7 p.m. Vigil for Charlottesville Against Racism and Hate
From the organizers: Free Souls Church & St. Paul AME are hosting a prayer vigil for Charlottesville this Wednesday, August 16 @ 7 pm. at St. Paul AME in RR, 407 N. Sheppard St. We will have spiritual readings/perspectives, small group sharing, music, and a community prayer closing with candle lighting. Contact Rev. Chuck Freeman – email@example.com.
Thursday, August 17
8 p.m. Texas Solidarity Singalong in the Capitol Rotunda
From the organizers: “Texas Solidarity Sing Along is leaderless, and there is no official spokesperson. We are not an organization.We sing songs of resistance every Thursday in solidarity with all states.”
Friday, August 18
Pride Week Begins in Austin.
Check out https://www.austinpride.org/ for events kicking off this weekend.
Mark your calendar for August 26!
8 p.m.

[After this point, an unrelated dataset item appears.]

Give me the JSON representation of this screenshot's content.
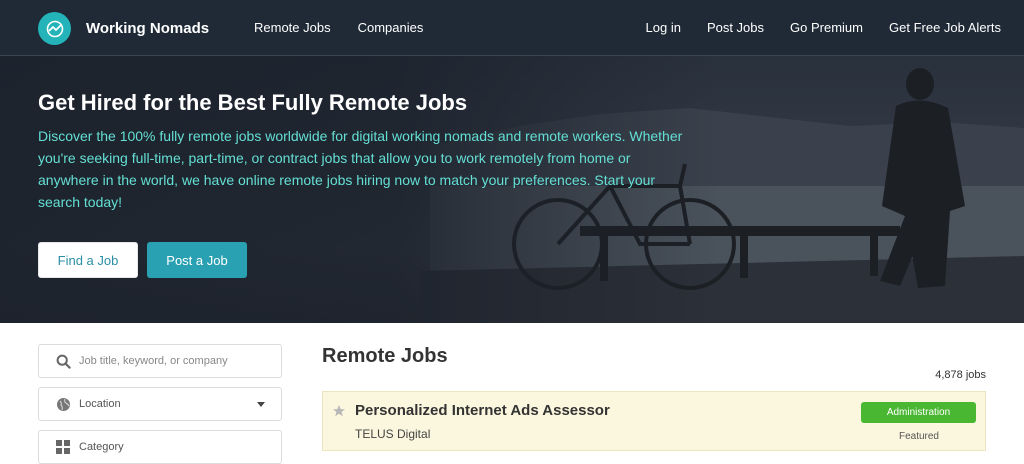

Austin Pride Parade
From the organizers:
The largest event of Austin PRIDE Week, the PRIDE Parade keeps getting bigger and better with last year’s event drawing record numbers of parade participants and spectators to the streets of downtown Austin!! Over 120+ entries, floats, special live performances & more!
The Parade features two emcee stages, one on Congress Ave. at the Paramount/Stephen F. Austin and one on the roof top of Rain on 4th. Booby Cook returns to emcee from the roof top of Rain.
The Parade kicks off at 8pm from the Capitol, proceeds down Congress and then marches through the Warehouse District on 4th Street/Bettie Naylor to Republic Square Park. Make sure you head over directly from the Festival to stake out the best viewing area!